Suplemento Laberinto
Muchas veces me he preguntado a qué se debe la fama de Arthur Schopenhauer.
En vida, Hegel —a quien detestaba— lo superó en prestigio; a 150 años de su muerte, Schopenhauer es más popular que Hegel.
Schopenhauer confiaba en su posteridad: “un día (naturalmente no mientras yo viva) se reconocerá que el modo en que los filósofos anteriores han tratado este asunto resulta burdo comparado con el mío. La humanidad ha aprendido de mí muchas cosas que no olvidará nunca, y mis escritos no morirán”.
Una modestia que, por cierto, Nietzsche parece imitar al titular un capítulo de Ecce Homo: “¿Por qué escribo tan buenos libros?”
Son cuatro las raíces de la fama de Schopenhauer, que él siempre creyó insuficiente.
Una: es un gran escritor. Kant, cuyo filosofar es magno, tenía pésima pluma. Schopenhauer toma ideas de Kant pero Schopenhauer fue el primer gran literato que tuvo la filosofía moderna.
Dos: Schopenhauer fue el primer pensador inglés nacido en Alemania. De ahí su estilo fragmentario, ensayístico, mundano y su odio al sistema. Ocurrencia, estética o melodrama: es un filósofo accesible.
Tres: Schopenhauer fue curioso lector, por ejemplo, al abordar centralmente el pensamiento oriental. Hegel y Leibniz ya habían orientalizado pero fue Schopenhauer quien se apropia incluso de terminología del hinduismo y budismo. O al amar tanto a Shakespeare como a Baltasar Gracián.
Pero la cuarta razón es la de mayor peso. Schopenhauer se parece demasiado al hombre del siglo XX: narcisista, maniaco-depresivo, ingenioso, irracional: ¡era un bello decadente!
En el cogito ergo sum (pienso, por ende, existo) se nota que Descartes no tenía la misma concepción del “yo” que nosotros: necesitaba argumentos para poder creer en la realidad de su yo.

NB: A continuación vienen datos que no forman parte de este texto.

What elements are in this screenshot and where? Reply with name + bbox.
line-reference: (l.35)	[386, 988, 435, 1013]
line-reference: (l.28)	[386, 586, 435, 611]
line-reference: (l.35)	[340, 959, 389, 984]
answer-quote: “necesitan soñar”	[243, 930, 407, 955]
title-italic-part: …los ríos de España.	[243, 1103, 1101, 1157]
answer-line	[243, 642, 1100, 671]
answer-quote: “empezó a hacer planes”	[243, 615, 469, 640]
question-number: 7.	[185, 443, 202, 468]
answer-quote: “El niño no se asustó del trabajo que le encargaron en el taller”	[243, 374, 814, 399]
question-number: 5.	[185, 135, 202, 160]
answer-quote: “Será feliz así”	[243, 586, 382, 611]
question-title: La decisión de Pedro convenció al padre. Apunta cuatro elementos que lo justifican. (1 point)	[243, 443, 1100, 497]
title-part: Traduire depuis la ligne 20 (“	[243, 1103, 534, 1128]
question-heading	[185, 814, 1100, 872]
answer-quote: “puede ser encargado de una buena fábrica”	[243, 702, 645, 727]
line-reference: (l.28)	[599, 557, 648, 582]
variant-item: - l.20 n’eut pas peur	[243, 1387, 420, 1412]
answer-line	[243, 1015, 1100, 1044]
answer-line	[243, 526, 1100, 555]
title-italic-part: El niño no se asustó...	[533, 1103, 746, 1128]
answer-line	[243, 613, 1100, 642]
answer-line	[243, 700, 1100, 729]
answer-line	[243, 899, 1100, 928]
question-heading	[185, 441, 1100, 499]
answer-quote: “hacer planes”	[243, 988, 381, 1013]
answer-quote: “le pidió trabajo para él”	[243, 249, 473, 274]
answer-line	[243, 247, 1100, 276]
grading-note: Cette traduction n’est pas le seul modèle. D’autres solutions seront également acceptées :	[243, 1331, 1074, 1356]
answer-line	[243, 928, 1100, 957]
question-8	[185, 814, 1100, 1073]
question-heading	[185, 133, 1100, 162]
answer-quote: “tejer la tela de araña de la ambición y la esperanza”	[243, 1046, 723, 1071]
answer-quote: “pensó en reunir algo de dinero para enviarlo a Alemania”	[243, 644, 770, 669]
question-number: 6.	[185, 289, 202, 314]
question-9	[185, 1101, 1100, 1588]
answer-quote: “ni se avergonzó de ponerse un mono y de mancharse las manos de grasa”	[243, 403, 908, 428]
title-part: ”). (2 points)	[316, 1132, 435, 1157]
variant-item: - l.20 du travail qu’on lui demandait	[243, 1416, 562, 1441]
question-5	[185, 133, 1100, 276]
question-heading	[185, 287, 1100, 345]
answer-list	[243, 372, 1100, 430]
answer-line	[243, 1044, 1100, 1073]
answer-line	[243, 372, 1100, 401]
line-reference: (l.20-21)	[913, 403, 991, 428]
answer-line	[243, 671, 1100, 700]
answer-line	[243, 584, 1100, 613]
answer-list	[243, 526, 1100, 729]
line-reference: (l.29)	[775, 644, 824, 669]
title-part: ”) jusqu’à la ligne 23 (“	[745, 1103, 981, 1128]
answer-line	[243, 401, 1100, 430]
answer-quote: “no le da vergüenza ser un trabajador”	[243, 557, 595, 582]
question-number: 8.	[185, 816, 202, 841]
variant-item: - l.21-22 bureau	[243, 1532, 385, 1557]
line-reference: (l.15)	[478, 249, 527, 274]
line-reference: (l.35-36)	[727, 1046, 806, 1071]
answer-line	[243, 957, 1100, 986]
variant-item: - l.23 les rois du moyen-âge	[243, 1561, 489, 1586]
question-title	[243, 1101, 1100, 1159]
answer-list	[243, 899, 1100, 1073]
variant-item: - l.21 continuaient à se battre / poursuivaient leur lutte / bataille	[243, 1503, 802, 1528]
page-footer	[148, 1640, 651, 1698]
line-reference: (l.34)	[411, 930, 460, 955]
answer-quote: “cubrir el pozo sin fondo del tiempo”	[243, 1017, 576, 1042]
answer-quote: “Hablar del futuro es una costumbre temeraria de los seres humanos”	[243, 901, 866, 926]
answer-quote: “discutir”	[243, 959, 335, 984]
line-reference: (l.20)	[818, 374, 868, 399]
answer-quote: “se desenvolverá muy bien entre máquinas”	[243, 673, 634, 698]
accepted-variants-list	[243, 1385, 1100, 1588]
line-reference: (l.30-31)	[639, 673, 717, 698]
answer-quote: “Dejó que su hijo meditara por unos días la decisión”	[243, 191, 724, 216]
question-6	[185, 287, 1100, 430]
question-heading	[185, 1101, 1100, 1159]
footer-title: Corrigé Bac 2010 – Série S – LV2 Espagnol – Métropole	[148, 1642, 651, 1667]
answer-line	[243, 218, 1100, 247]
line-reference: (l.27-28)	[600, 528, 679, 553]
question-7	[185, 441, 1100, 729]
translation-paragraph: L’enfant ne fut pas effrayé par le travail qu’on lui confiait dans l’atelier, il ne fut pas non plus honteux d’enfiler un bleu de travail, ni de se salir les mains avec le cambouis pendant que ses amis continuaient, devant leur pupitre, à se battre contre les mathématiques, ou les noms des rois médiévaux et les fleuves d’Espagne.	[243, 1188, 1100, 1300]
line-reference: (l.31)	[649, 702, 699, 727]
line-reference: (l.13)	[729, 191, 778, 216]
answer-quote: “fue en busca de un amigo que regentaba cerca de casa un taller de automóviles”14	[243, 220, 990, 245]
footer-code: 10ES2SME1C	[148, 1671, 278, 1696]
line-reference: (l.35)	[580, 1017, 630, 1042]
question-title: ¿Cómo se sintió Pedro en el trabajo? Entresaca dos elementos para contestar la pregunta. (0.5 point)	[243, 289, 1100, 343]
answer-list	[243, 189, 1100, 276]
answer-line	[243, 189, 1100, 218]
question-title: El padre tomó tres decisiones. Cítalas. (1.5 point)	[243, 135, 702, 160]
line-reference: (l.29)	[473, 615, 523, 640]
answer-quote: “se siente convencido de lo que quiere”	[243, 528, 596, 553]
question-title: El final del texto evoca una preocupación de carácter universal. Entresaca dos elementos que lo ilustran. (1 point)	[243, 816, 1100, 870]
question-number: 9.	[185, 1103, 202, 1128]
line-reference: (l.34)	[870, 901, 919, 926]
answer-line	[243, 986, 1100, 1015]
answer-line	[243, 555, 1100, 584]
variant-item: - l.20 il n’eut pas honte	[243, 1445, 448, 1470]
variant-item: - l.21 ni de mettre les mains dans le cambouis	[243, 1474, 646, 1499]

En Descartes el yo se asoma a través de una entidad mayor (el pensar); que apenas comienza a personalizarse; en Schopenhauer, el yo ya es viejo y protagónico. El yo es el emisor de su filosofía, tanto así que su principal meta es destruirlo, anularlo vía su avatar europeo del nirvana.
Se podría pensar que ser el padrino filosófico del pesimismo moderno —o, mejor dicho, de la misantropía urbana— es lo que lo hace tan atractivo a los posmodernos, pero la razón secreta es que Schopenhauer es un pensador que posee un yo, a quien ya le pesa su yo, algo que apenas se estrenaba realmente en la historia de la filosofía.
De ahí derivan todos sus otros rasgos: desde su rechazo al sistema filosófico (que es una macro-estructura impersonal) hasta su estilística, vanidad, antihegelianismo y desánimo.
Otros filósofos padecieron la sublime opresión de Dios, el Absoluto, el Ser. Schopenhauer, en cambio, padeció un aguijón más molesto: el insignificante avasallamiento del yo.